Like Captures, Lazăr’s film tacitly invokes Flusser’s distinction between the two kinds of representation and reception of the world, the historical – linear – and the visual – magical. And this is because both pose the question of preservation, of all that remains and is lost in a culture that wants to preserve itself in its entirety. In fact, in these terms, A Dying Leaf Should Be Able to Carry the Weight of the World is the unsuspecting counterpart to Captures.

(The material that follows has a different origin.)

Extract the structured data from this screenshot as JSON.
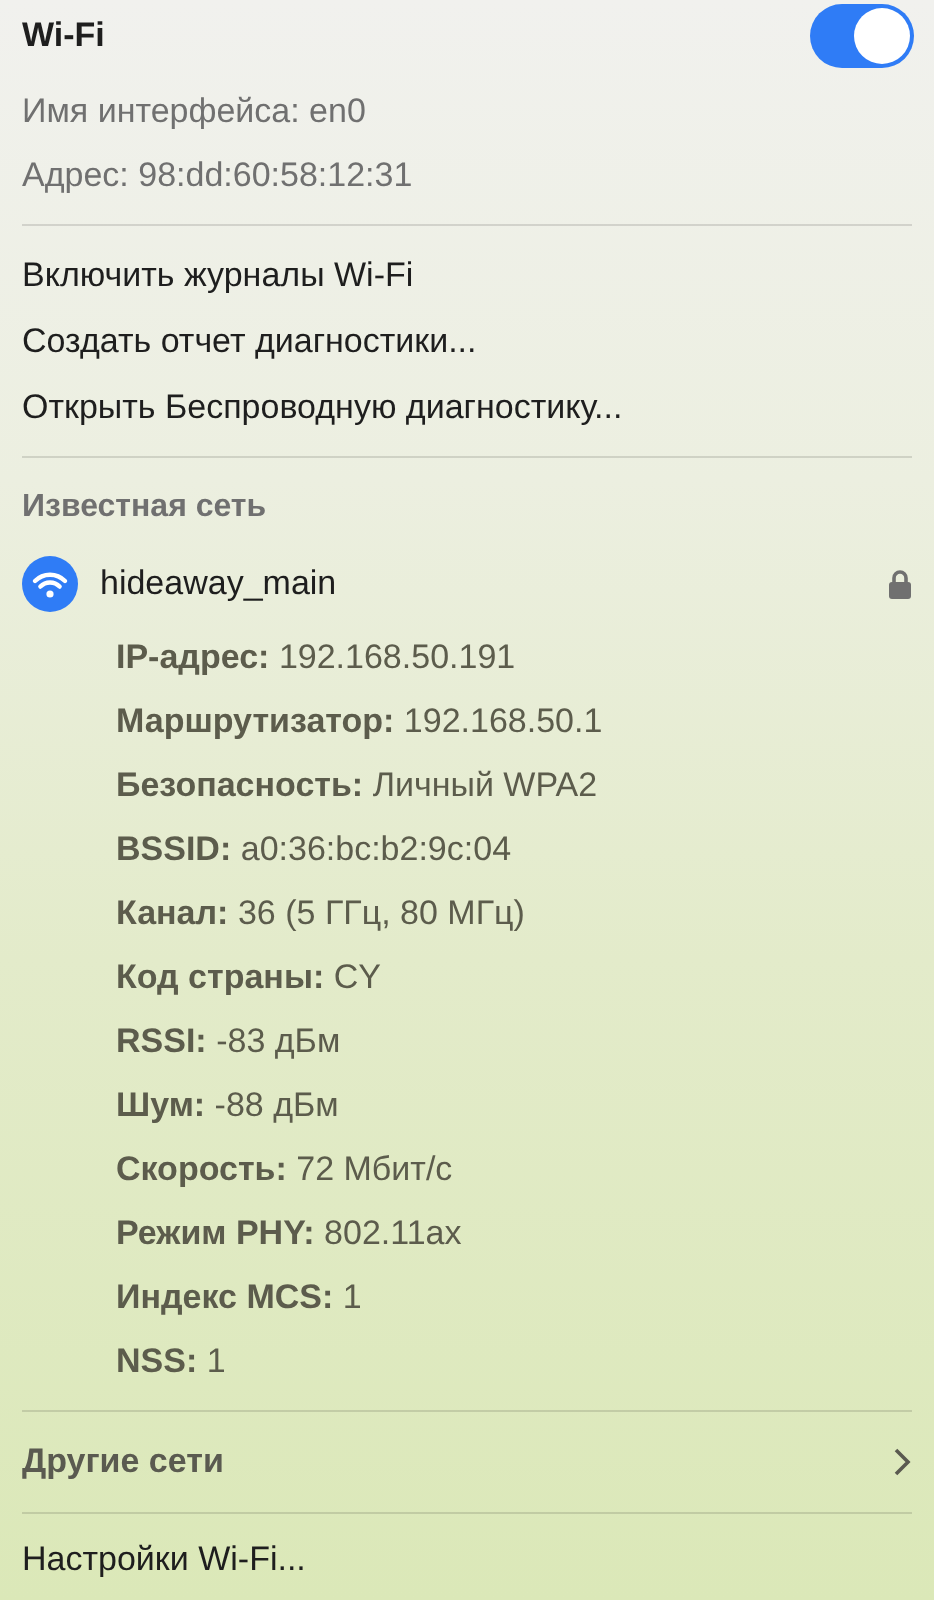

Comparing recent footage from a visit to the “Garden of Five Continents” in Cluj – shaky frames, eulogistic, almost religious glances at the museum’s geometric misanthus, with its sheen of glass and laminated wood under neon light – with illustrations from the printed guide to the same greenhouse in ‘79, the filmmaker immediately assures the museum’s presumption as a keeper of history. Accompanying the images, the voiceover gives rise to an open essay, rather in the form of notes, little odes of poetry and theory – a Teleencyclopedia of critical theory – about, on the one hand, the power of botanical conservation as a science, and on the other, the ideological limits of museum practices, the violence that knowledge and documentation have presupposed, the impression of the culture’s domination over the nature they nurture, etc. It may seem paradoxical that, with these arguments on the table, the text continues to show itself enamored of preserved plant exhibits. But this is not at all the case, for Lazarus prizes the image of plants, and thus the magical understanding of them, as a landscape in their own right, not the backdrop for human civilization as it becomes in institutionalized history. This is beautifully seen in its climactic moments, when the images in the greenhouse become abstract, melting into 3D animations of living, pre-applied, and wild landscapes, the revenge of the moving image over the fixed, culturally set one.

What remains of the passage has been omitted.